Wasilla eyes ATV ban in city limits

WASILLA — The city of Wasilla has had it with all-terrain vehicles in city limits and is recommending a change to its trails plan that would get rid of them altogether.

“There’s no way that you can justify it being safe trying to get through the city anywhere,” said city public works director Archie Giddings.

The city’s planning commission is set to discuss at its July 8 meeting a recommendation that the city council change the trails plan to ban ATVs.

“Fifteen years after the 1999 Trails Plan was adopted, motorized uses have become a safety hazard throughout the city to both vehicles and pedestrians; using a significant amount of resources from the police department to maintain enforcement and a safe environment,” that ordinance says.

All-terrain or, probably more accurately, off-highway vehicles, as that term encompasses snowmachines, have a spotted history in the more developed areas of the Valley. The city of Palmer wrote an ordinance in 1993 banning them outright.

That 1999 Wasilla trails plan confined them to specific corridors running up Lucille Street, Knik-Goose Bay Road and the Parks Highway. In 2006 the city council looked at banning them. A lot of people spoke up in favor of ATVs in the city then. Giddings said that with all the development the city has experienced in the interim, he thinks that public sentiment has changed.
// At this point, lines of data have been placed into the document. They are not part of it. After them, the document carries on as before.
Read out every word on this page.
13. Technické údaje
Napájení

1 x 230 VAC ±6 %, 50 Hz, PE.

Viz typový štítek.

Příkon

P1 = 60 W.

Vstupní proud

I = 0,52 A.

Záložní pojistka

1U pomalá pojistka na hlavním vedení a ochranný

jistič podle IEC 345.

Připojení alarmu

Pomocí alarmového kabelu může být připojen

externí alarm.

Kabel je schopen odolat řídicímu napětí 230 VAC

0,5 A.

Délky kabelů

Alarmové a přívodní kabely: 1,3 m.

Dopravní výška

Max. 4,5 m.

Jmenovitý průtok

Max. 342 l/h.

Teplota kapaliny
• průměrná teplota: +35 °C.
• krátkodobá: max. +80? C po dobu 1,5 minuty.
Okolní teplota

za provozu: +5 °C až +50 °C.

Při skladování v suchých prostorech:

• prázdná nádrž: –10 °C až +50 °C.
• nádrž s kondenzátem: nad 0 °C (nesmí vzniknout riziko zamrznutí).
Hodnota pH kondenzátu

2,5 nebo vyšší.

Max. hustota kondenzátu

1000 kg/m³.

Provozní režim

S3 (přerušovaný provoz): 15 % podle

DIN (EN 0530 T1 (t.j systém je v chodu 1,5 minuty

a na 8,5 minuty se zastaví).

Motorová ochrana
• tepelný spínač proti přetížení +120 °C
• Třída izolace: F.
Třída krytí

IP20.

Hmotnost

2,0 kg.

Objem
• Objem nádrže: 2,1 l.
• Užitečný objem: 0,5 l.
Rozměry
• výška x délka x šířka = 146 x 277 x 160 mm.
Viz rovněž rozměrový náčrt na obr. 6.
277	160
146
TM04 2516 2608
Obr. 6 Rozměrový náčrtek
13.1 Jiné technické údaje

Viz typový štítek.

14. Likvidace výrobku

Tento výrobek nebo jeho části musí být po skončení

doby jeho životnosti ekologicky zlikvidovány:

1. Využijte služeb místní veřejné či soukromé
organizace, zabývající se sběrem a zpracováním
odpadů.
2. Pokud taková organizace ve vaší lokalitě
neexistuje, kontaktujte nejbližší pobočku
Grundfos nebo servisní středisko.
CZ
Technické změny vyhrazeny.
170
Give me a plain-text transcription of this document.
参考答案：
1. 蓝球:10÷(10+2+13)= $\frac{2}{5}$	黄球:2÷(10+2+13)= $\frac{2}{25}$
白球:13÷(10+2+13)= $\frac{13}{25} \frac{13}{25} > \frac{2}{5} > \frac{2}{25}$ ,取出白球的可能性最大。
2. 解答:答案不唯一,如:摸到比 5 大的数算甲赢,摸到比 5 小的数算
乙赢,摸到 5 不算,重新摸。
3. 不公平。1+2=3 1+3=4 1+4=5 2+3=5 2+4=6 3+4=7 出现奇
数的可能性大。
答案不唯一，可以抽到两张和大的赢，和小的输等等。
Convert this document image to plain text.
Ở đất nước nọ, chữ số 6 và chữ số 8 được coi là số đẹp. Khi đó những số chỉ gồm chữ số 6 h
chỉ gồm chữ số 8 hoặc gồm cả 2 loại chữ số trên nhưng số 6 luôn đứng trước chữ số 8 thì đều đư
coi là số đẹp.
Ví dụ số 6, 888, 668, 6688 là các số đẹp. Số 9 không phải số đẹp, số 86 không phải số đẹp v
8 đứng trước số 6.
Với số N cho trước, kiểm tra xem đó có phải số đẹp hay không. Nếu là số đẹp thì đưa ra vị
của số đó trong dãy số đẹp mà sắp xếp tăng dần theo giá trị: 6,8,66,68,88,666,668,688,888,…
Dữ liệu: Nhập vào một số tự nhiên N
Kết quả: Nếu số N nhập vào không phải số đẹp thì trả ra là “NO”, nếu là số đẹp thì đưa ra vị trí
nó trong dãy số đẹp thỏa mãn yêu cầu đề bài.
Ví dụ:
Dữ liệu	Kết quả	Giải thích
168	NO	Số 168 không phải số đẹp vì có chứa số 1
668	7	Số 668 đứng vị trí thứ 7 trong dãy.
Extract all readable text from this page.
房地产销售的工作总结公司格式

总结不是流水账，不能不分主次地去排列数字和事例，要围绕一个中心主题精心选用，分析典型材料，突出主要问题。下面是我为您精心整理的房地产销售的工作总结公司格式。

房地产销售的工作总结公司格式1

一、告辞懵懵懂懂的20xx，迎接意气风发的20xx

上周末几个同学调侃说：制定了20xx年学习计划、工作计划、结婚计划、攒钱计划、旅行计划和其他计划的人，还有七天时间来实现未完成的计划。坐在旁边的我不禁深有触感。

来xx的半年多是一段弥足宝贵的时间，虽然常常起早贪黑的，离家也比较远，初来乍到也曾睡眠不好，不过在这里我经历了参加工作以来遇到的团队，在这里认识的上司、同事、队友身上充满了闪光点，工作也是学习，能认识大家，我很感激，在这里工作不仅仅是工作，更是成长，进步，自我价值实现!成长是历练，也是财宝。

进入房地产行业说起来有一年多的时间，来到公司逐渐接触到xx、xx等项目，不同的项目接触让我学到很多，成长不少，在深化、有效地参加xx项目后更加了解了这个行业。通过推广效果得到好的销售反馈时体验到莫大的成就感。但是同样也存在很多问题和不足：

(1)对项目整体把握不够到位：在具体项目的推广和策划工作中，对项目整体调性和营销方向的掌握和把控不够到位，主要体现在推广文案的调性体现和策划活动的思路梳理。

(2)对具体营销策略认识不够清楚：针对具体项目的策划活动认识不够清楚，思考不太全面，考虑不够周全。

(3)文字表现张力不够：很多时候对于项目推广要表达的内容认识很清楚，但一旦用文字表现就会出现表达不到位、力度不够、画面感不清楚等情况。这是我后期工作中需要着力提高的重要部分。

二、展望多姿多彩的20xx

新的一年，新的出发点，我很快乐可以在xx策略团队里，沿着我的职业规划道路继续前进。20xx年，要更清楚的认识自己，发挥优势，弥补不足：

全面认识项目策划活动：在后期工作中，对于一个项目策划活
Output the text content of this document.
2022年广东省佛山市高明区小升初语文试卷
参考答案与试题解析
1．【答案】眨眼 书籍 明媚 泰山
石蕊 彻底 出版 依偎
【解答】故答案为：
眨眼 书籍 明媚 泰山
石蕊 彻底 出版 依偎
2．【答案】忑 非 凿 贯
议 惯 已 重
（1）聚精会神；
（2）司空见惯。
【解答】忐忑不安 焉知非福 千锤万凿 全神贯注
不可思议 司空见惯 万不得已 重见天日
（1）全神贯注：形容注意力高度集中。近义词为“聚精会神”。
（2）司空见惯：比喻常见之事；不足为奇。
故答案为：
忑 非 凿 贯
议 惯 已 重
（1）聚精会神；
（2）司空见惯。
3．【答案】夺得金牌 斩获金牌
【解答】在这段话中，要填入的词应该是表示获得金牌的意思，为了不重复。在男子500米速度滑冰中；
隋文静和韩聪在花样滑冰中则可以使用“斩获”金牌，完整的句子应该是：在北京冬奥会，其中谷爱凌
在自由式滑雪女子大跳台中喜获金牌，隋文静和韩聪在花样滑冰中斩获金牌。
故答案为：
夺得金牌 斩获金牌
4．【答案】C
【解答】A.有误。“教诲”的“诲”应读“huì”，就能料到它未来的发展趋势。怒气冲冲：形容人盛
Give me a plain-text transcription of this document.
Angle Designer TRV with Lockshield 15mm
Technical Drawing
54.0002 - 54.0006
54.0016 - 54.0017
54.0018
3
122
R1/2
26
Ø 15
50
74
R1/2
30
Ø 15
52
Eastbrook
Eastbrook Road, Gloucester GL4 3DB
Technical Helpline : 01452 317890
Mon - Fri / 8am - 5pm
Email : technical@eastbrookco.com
“There’s not so many, I think, that are advocating it that think that it’s necessary,” he said.

As for whether a ban is necessary, whether enforcement of the rules could accomplish the same goal, Giddings said that the current mayor has tried to work to clamp down on problem riders, people driving their machines unsafely or down the middle of city streets or outside of those designated corridors.

“We’ve done city-wide enforcement, two big pushes when the mayor first was elected (in 2011), and that was a pretty good cure for a few years. And then it starts escalating and ramping up again, and the police have been doing it again this year,” Giddings said.

Giddings said those were essentially ways for people to pass through the city and get out of town, but even that is too much. The city is getting too densely populated.

ATVs would still be legal outside of city limits so, at least in theory, a rider could just go around the city using trails along Bogard Road.

“It’s just getting too dense in here,” Giddings said.